Melancholia

Sortie : 10/08/2011

Note : 3/5


L’histoire de Melancholia ne tient pas en trois pages mais juste en quelques mots : Justine et Michael sont beaux, ils semblent s’aimer et le film commence le jour de leur mariage, au moment où ils s’apprêtent à faire la fête avec leur famille et leurs amis. Cette fête a lieu chez la sœur de Justine, Claire, qui a consciencieusement préparé chaque détail de la soirée. Et pendant que tout le monde s’affaire et s’amuse (ou pas), la planète Melancholia se rapproche de la terre, prête à exécuter ce que des scientifiques ont appelé « la danse de la mort ». Comme un air de fin du monde…

Melancholia est un film étrange qui commence par une série de visions cauchemardesques mais non moins étranges elles aussi. Sept minutes d’images quasi fixes, aux couleurs et à l’ambiance glauque et hypnotisante à la fois, même si on a connu des débuts de films plus attractifs. Si la beauté et la tragédie des images sont certaines, j’avoue que ce n’est pas mon truc et que cette introduction m’a paru vaine et surtout très prétentieuse, très « regardez, je fais de l’art ! ».

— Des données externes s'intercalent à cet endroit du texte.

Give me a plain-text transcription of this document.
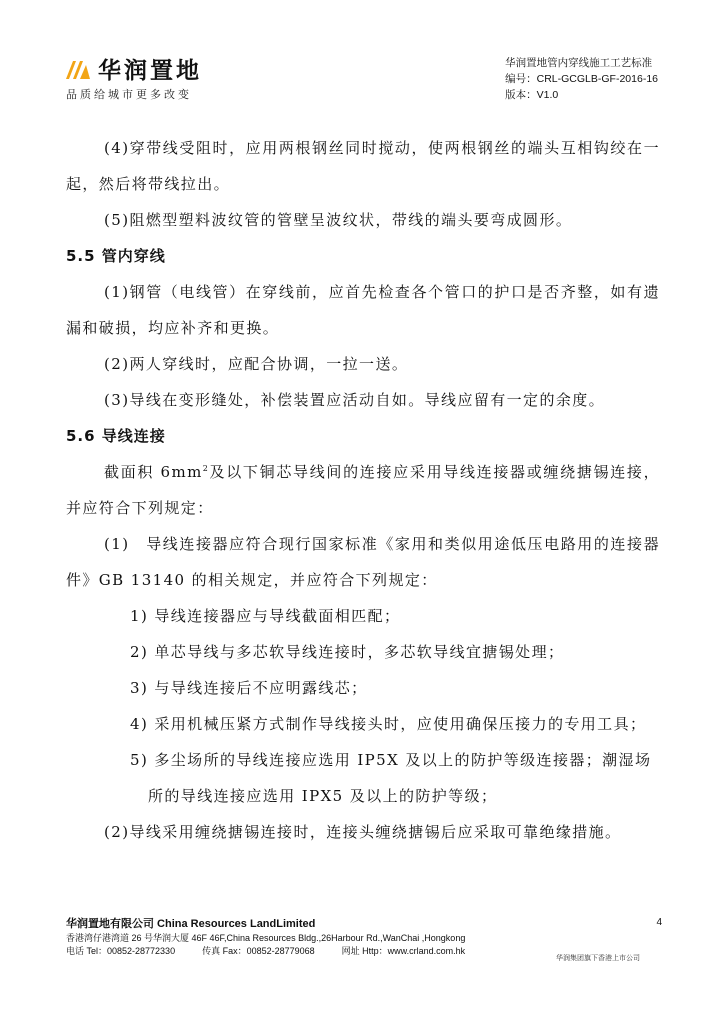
华润置地
品质给城市更多改变
华润置地管内穿线施工工艺标准
编号：CRL-GCGLB-GF-2016-16
版本：V1.0

(4)穿带线受阻时，应用两根钢丝同时搅动，使两根钢丝的端头互相钩绞在一起，然后将带线拉出。

(5)阻燃型塑料波纹管的管壁呈波纹状，带线的端头要弯成圆形。

5.5 管内穿线

(1)钢管（电线管）在穿线前，应首先检查各个管口的护口是否齐整，如有遗漏和破损，均应补齐和更换。

(2)两人穿线时，应配合协调，一拉一送。

(3)导线在变形缝处，补偿装置应活动自如。导线应留有一定的余度。

5.6 导线连接

截面积 $6mm^2$及以下铜芯导线间的连接应采用导线连接器或缠绕搪锡连接，并应符合下列规定：

(1)　导线连接器应符合现行国家标准《家用和类似用途低压电路用的连接器件》GB 13140 的相关规定，并应符合下列规定：

1) 导线连接器应与导线截面相匹配；

2) 单芯导线与多芯软导线连接时，多芯软导线宜搪锡处理；

3) 与导线连接后不应明露线芯；

4) 采用机械压紧方式制作导线接头时，应使用确保压接力的专用工具；

5) 多尘场所的导线连接应选用 IP5X 及以上的防护等级连接器；潮湿场

所的导线连接应选用 IPX5 及以上的防护等级；

(2)导线采用缠绕搪锡连接时，连接头缠绕搪锡后应采取可靠绝缘措施。

华润置地有限公司 China Resources LandLimited
香港湾仔港湾道 26 号华润大厦 46F 46F,China Resources Bldg.,26Harbour Rd.,WanChai ,Hongkong
电话 Tel：00852-28772330　　　传真 Fax：00852-28779068　　　网址 Http：www.crland.com.hk
4
华润集团旗下香港上市公司
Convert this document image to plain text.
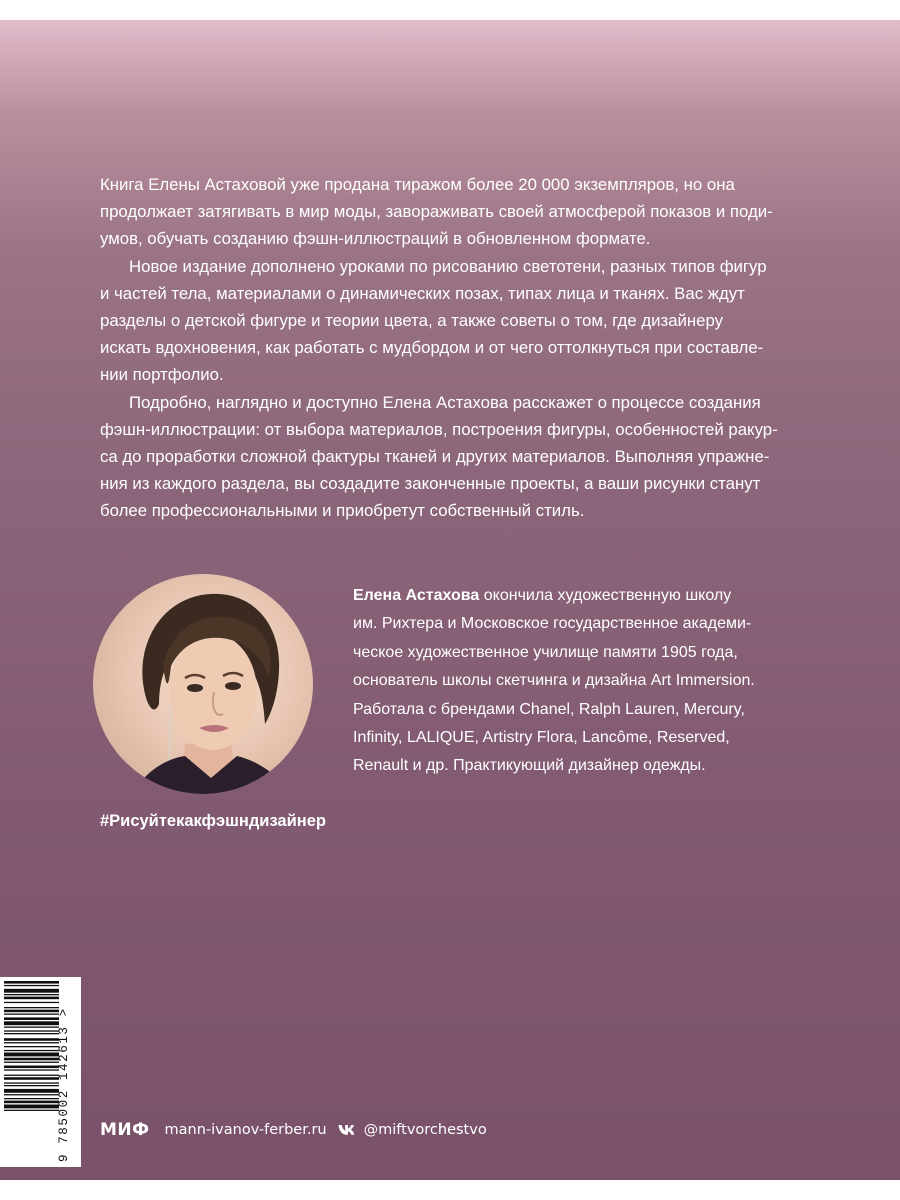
Книга Елены Астаховой уже продана тиражом более 20 000 экземпляров, но она
продолжает затягивать в мир моды, завораживать своей атмосферой показов и поди-
умов, обучать созданию фэшн-иллюстраций в обновленном формате.

Новое издание дополнено уроками по рисованию светотени, разных типов фигур
и частей тела, материалами о динамических позах, типах лица и тканях. Вас ждут
разделы о детской фигуре и теории цвета, а также советы о том, где дизайнеру
искать вдохновения, как работать с мудбордом и от чего оттолкнуться при составле-
нии портфолио.

Подробно, наглядно и доступно Елена Астахова расскажет о процессе создания
фэшн-иллюстрации: от выбора материалов, построения фигуры, особенностей ракур-
са до проработки сложной фактуры тканей и других материалов. Выполняя упражне-
ния из каждого раздела, вы создадите законченные проекты, а ваши рисунки станут
более профессиональными и приобретут собственный стиль.

Елена Астахова окончила художественную школу
им. Рихтера и Московское государственное академи-
ческое художественное училище памяти 1905 года,
основатель школы скетчинга и дизайна Art Immersion.
Работала с брендами Chanel, Ralph Lauren, Mercury,
Infinity, LALIQUE, Artistry Flora, Lancôme, Reserved,
Renault и др. Практикующий дизайнер одежды.

#Рисуйтекакфэшндизайнер

9 785002 142613 > МИФ mann-ivanov-ferber.ru	@miftvorchestvo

Impossible pourtant, au début de Melancholia, de ne pas penser au film Festen pour le côté « réunion de famille et règlement de comptes ». Justine et sa sœur Claire, si différentes, oscillent sans cesse entre la haine et l’amour fou. Leurs parents, divorcés et réunis pour l’occasion, semblent être prêts à s’entretuer d’un instant à un autre. Bref, que du bonheur et une soi-disant « fête » sous tension.

Melancholia est aussi, et avant tout, l’histoire d’une femme, Justine (Kirsten Dunst). Justine a évidemment tout pour être heureuse (sinon c’est pas drôle) : un super boulot tout neuf, un magnifique mariage payé par sa sœur et son beau-frère et un superbe mari (miam). Pourtant, Justine est totalement ravagée par la mélancolie et absolument incapable d’être heureuse, même le jour de son mariage. Le cheveux terne, elle fait la gueule au fond de sa chambre, reste collée à son fauteuil et n’est même pas capable de rendre l’amour qu’on lui donne ou d’être un tant soit peu reconnaissante. Un amour quoi. On assiste, un peu déboussolés, à son auto-sabotage de A à Z.

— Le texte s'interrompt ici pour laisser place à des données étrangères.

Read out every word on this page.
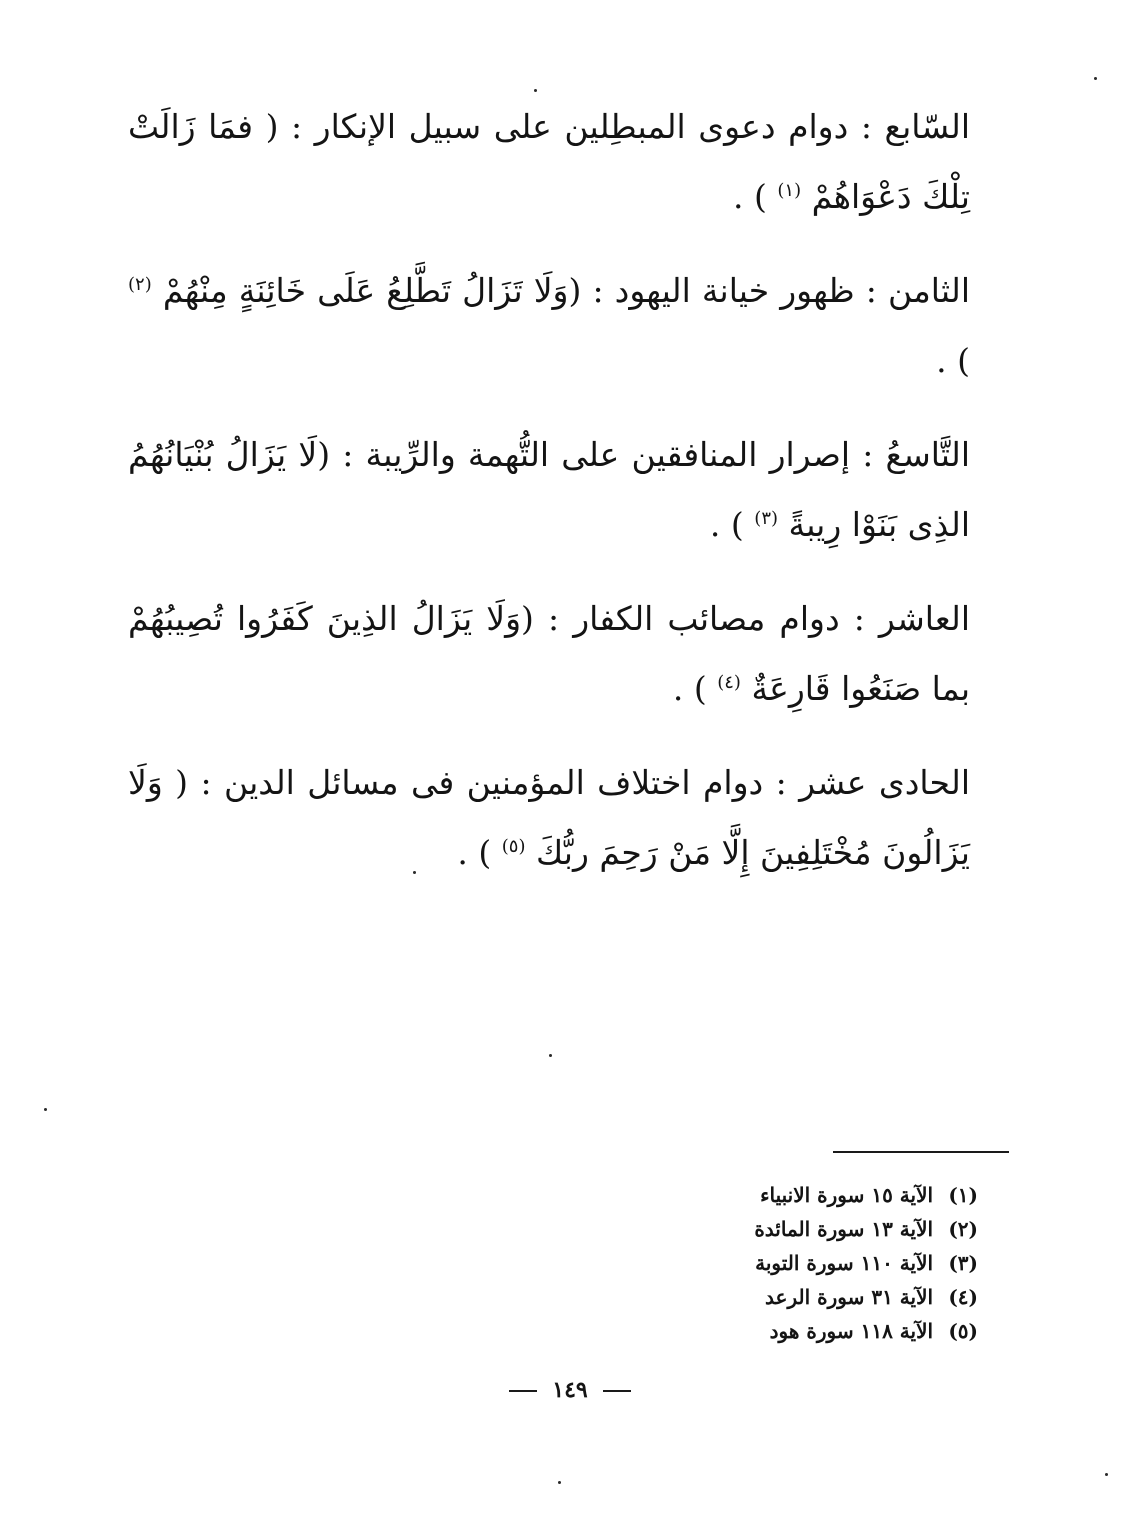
السّابع : دوام دعوى المبطِلين على سبيل الإنكار : ( فمَا زَالَتْ تِلْكَ دَعْوَاهُمْ $^{(١)}$ ) .

الثامن : ظهور خيانة اليهود : (وَلَا تَزَالُ تَطَّلِعُ عَلَى خَائِنَةٍ مِنْهُمْ $^{(٢)}$ ) .

التَّاسعُ : إصرار المنافقين على التُّهمة والرِّيبة : (لَا يَزَالُ بُنْيَانُهُمُ الذِى بَنَوْا رِيبةً $^{(٣)}$ ) .

العاشر : دوام مصائب الكفار : (وَلَا يَزَالُ الذِينَ كَفَرُوا تُصِيبُهُمْ بما صَنَعُوا قَارِعَةٌ $^{(٤)}$ ) .

الحادى عشر : دوام اختلاف المؤمنين فى مسائل الدين : ( وَلَا يَزَالُونَ مُخْتَلِفِينَ إِلَّا مَنْ رَحِمَ ربُّكَ $^{(٥)}$ ) .

(١) الآية ١٥ سورة الانبياء
(٢) الآية ١٣ سورة المائدة
(٣) الآية ١١٠ سورة التوبة
(٤) الآية ٣١ سورة الرعد
(٥) الآية ١١٨ سورة هود
١٤٩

Justine trouve refuge chez Claire, à qui la seconde partie du film est consacrée, comme dans un effet de miroir. Beaucoup plus raisonnable, beaucoup plus sage et politiquement correcte, Claire n’en reste pas moins pétrifiée devant cette fin du monde qui s’approche tandis que sa sœur, résignée à tout, même à mort, semble l’attendre avec une certaine impatience.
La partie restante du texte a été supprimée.